Cimicifuga racemosa: Potencial Terapêutico na Síndrome Climatérica e Distúrbios Menstruais
Introdução
A Cimicifuga racemosa, popularmente conhecida como cimicífuga ou black cohosh, é uma planta perene nativa da América do Norte. Seu rizoma (caule subterrâneo) é amplamente utilizado em suplementos e fitoterápicos, principalmente para o manejo de sintomas associados à síndrome climatérica, como a menopausa, e distúrbios menstruais como a TPM e dismenorreia.
Aspectos Botânicos e Fitoquímicos
Nomenclatura e Parte Utilizada
O nome científico da planta é Cimicifuga racemosa, também conhecida como Actaea racemosa. Popularmente, é referida como cimicífuga, acteia racemosa ou black cohosh. O rizoma é a parte da planta utilizada para a extração de seus compostos bioativos (1). Os rizomas são tipicamente colhidos no início do outono, secos e propagados na primavera para novas plantas (4).
Compostos Bioativos
O rizoma da Cimicifuga racemosa é rico em uma variedade de compostos bioativos, incluindo:
- Glicosídeos triterpênicos: Acteína, racemosídeo e cimifugosídeo (1).
- Flavonoides (1).
- Óleo essencial (1).
- Ácidos orgânicos: Acético, butírico, fórmico, isoferúlico e salicílico (1).
- Ácidos graxos: Oleico e palmítico (1).
- Taninos (1).
- Resina: Cimicifugina (1).É importante notar que esta espécie não contém formononetina, caempferol nem genisteína (1).
Ações Farmacológicas e Indicações Clínicas
O uso da Cimicifuga racemosa é de prescrição MÉDICA (1).
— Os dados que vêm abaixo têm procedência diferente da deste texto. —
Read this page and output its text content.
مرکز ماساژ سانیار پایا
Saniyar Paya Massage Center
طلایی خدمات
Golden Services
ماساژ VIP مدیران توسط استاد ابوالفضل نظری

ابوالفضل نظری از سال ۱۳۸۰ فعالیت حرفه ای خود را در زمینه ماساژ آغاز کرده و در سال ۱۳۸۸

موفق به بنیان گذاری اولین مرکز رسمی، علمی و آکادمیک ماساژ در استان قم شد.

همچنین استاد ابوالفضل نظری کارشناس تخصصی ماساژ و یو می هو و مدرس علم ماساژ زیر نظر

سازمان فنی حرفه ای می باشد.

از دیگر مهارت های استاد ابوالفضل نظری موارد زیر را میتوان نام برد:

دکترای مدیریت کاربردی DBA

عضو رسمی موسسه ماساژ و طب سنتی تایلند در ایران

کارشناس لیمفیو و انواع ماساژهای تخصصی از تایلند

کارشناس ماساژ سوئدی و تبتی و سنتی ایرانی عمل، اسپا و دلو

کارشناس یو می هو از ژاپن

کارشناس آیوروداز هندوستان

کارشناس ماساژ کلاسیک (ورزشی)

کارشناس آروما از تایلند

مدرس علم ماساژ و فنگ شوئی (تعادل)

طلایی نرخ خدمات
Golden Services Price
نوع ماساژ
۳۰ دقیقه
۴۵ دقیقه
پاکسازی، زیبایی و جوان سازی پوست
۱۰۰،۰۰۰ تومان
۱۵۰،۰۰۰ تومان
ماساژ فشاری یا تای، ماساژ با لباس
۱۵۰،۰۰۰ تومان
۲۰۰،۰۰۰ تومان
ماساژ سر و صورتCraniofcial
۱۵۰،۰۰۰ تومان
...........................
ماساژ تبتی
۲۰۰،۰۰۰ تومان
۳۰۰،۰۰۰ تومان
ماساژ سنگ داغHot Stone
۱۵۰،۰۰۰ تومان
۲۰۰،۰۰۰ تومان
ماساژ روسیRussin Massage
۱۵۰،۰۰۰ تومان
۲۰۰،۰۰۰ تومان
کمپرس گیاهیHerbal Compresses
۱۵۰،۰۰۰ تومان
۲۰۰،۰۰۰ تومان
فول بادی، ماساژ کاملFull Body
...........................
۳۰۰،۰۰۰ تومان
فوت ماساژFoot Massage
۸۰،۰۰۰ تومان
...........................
As principais indicações incluem:
- Síndrome climatérica: Especialmente para pacientes com contraindicações à terapia de reposição hormonal (1).
- TPM (Tensão Pré-Menstrual) e Dismenorreia (1).
TPM e Dismenorreia
Desde a década de 1960, estudos com extratos de cimicífuga em pacientes na menopausa, pré-menopausa e jovens com distúrbios hormonais têm observado resultados interessantes em casos de oligomenorreia, dismenorreia e TPM (1). Posteriormente, descobriu-se que a C. racemosa contém compostos ativos (acteína e cimicifugosídeo) com ações sinérgicas capazes de reduzir os níveis séricos de LH (hormônio luteinizante) e de ligar-se aos receptores de estrogênio (1).
Menopausa
O mecanismo de ação proposto da C. racemosa na menopausa ocorre pela supressão dos efeitos mediados pelo LH (1). Existem evidências indiretas de uma possível atividade mediada pelos receptores dopaminérgicos (D2) (1). Nesse contexto, a principal indicação é no alívio dos sintomas da menopausa (1).
Um estudo randomizado, duplo-cego e placebo-controlado, com pacientes tratadas com extrato etanólico de C. racemosa Ze 450 (6,5 mg e 13 mg), demonstrou um alívio significativo e dose-dependente nos parâmetros vasomotores, psicológicos e somáticos, melhorando a qualidade de vida dessas mulheres (1). Uma meta-análise de 2021 revelou que a suplementação com trevo-vermelho, administrada por 3 meses, resultou em uma média de 1,7 ondas de calor a menos por dia em comparação com o placebo, particularmente em mulheres pós-menopausais que sofrem pelo menos 5 ondas de calor diárias (2).
É importante notar, contudo, que esses efeitos não foram sustentados em ensaios com acompanhamento de 12 meses, e mais da metade dos ensaios foram parcial ou totalmente financiados pelo fabricante do trevo-vermelho, o que poderia enviesar os resultados (2). Além disso, o cohosh preto não influencia os níveis de estrogênio, a densidade ou proliferação do tecido mamário, a espessura do endométrio ou a citologia vaginal (2, 12).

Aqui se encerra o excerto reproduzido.